Optical Generative Models
This work addresses the problem of scalable and energy-efficient inference for generative AI, potentially benefiting applications in image synthesis and AI-generated content, though it is incremental as it adapts existing diffusion models to an optical framework.
The authors tackled the challenge of energy-efficient and fast inference for large digital generative models by introducing optical generative models that use a shallow digital encoder and an all-optical decoder to synthesize novel images without consuming computing power during synthesis, achieving performance comparable to digital models on datasets like MNIST and Celeb-A.

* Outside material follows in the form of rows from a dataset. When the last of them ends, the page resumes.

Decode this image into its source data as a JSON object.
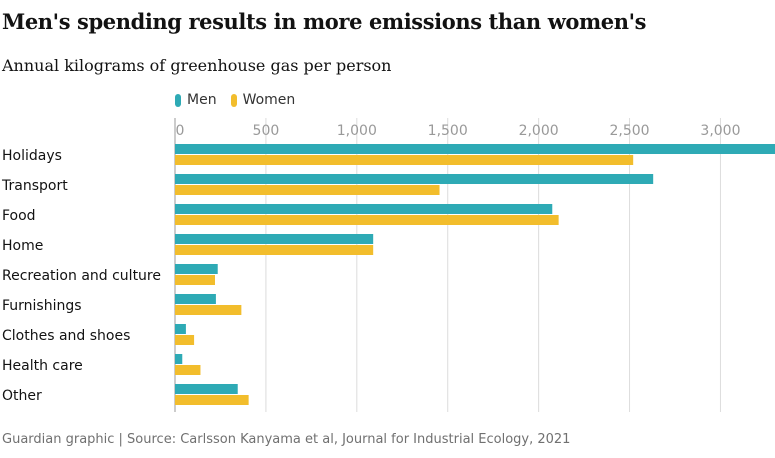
{
  "title": "Men's spending results in more emissions than women's",
  "subtitle": "Annual kilograms of greenhouse gas per person",
  "source": "Guardian graphic | Source: Carlsson Kanyama et al, Journal for Industrial Ecology, 2021",
  "colors": {
    "men": "#2eaab5",
    "women": "#f2bd2c",
    "grid": "#dcdcdc",
    "axis": "#999999"
  },
  "chart_data": {
    "type": "bar",
    "orientation": "horizontal",
    "title": "Men's spending results in more emissions than women's",
    "subtitle": "Annual kilograms of greenhouse gas per person",
    "xlim": [
      0,
      3300
    ],
    "x_ticks": [
      0,
      500,
      1000,
      1500,
      2000,
      2500,
      3000
    ],
    "x_tick_labels": [
      "0",
      "500",
      "1,000",
      "1,500",
      "2,000",
      "2,500",
      "3,000"
    ],
    "grid": true,
    "legend_position": "top-left",
    "categories": [
      "Holidays",
      "Transport",
      "Food",
      "Home",
      "Recreation and culture",
      "Furnishings",
      "Clothes and shoes",
      "Health care",
      "Other"
    ],
    "series": [
      {
        "name": "Men",
        "values": [
          3310,
          2630,
          2075,
          1090,
          235,
          225,
          60,
          40,
          345
        ]
      },
      {
        "name": "Women",
        "values": [
          2520,
          1455,
          2110,
          1090,
          220,
          365,
          105,
          140,
          405
        ]
      }
    ]
  }
}
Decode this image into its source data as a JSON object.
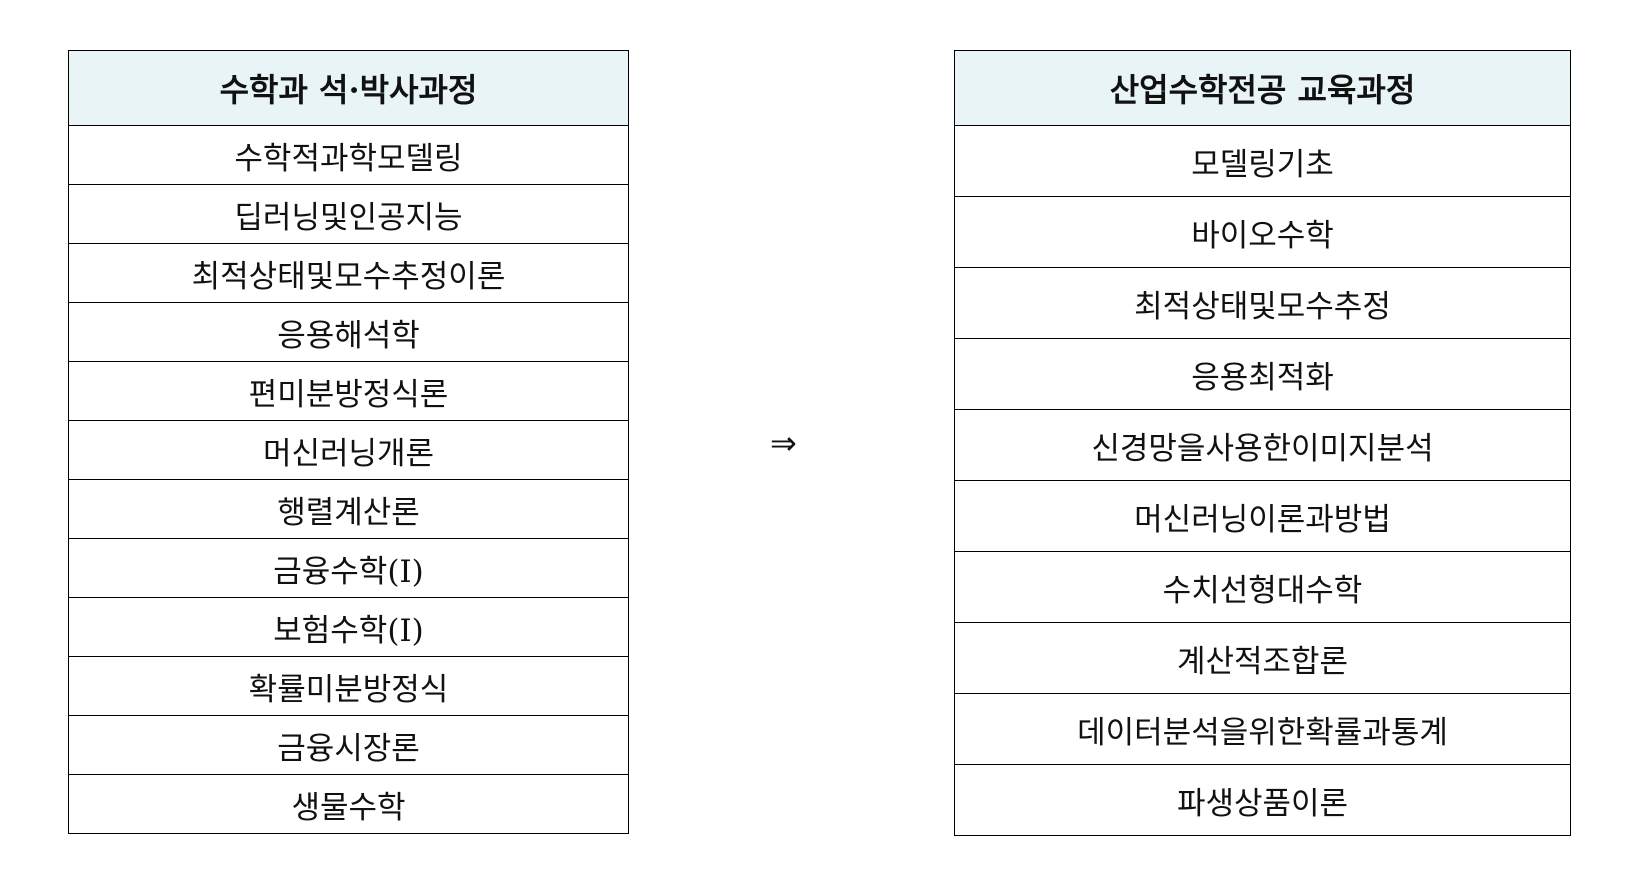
{
  "left_table": {
    "header": "수학과 석·박사과정",
    "rows": [
      "수학적과학모델링",
      "딥러닝및인공지능",
      "최적상태및모수추정이론",
      "응용해석학",
      "편미분방정식론",
      "머신러닝개론",
      "행렬계산론",
      "금융수학(I)",
      "보험수학(I)",
      "확률미분방정식",
      "금융시장론",
      "생물수학"
    ]
  },
  "arrow": "⇒",
  "right_table": {
    "header": "산업수학전공 교육과정",
    "rows": [
      "모델링기초",
      "바이오수학",
      "최적상태및모수추정",
      "응용최적화",
      "신경망을사용한이미지분석",
      "머신러닝이론과방법",
      "수치선형대수학",
      "계산적조합론",
      "데이터분석을위한확률과통계",
      "파생상품이론"
    ]
  },
  "colors": {
    "header_bg": "#e8f4f6",
    "border": "#000000"
  }
}
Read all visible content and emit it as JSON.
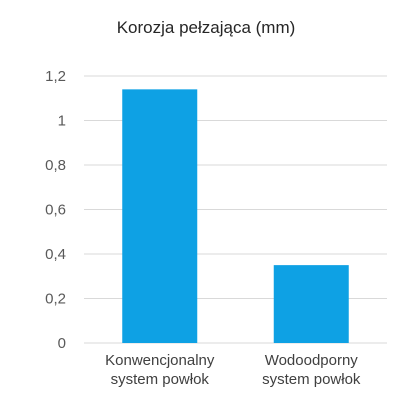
{
  "chart_data": {
    "type": "bar",
    "title": "Korozja pełzająca (mm)",
    "categories": [
      [
        "Konwencjonalny",
        "system powłok"
      ],
      [
        "Wodoodporny",
        "system powłok"
      ]
    ],
    "values": [
      1.14,
      0.35
    ],
    "ylim": [
      0,
      1.2
    ],
    "yticks": [
      0,
      0.2,
      0.4,
      0.6,
      0.8,
      1,
      1.2
    ],
    "ytick_labels": [
      "0",
      "0,2",
      "0,4",
      "0,6",
      "0,8",
      "1",
      "1,2"
    ],
    "grid": true,
    "bar_color": "#0ea1e4",
    "grid_color": "#d9d9d9"
  }
}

Generative models cover various application areas, including image, video and music synthesis, natural language processing, and molecular design, among many others. As digital generative models become larger, scalable inference in a fast and energy-efficient manner becomes a challenge. Here, we present optical generative models inspired by diffusion models, where a shallow and fast digital encoder first maps random noise into phase patterns that serve as optical generative seeds for a desired data distribution; a jointly-trained free-space-based reconfigurable decoder all-optically processes these generative seeds to create novel images (never seen before) following the target data distribution. Except for the illumination power and the random seed generation through a shallow encoder, these optical generative models do not consume computing power during the synthesis of novel images. We report the optical generation of monochrome and multi-color novel images of handwritten digits, fashion products, butterflies, and human faces, following the data distributions of MNIST, Fashion MNIST, Butterflies-100, and Celeb-A datasets, respectively, achieving an overall performance comparable to digital neural network-based generative models. To experimentally demonstrate optical generative models, we used visible light to generate, in a snapshot, novel images of handwritten digits and fashion products. These optical generative models might pave the way for energy-efficient, scalable and rapid inference tasks, further exploiting the potentials of optics and photonics for artificial intelligence-generated content.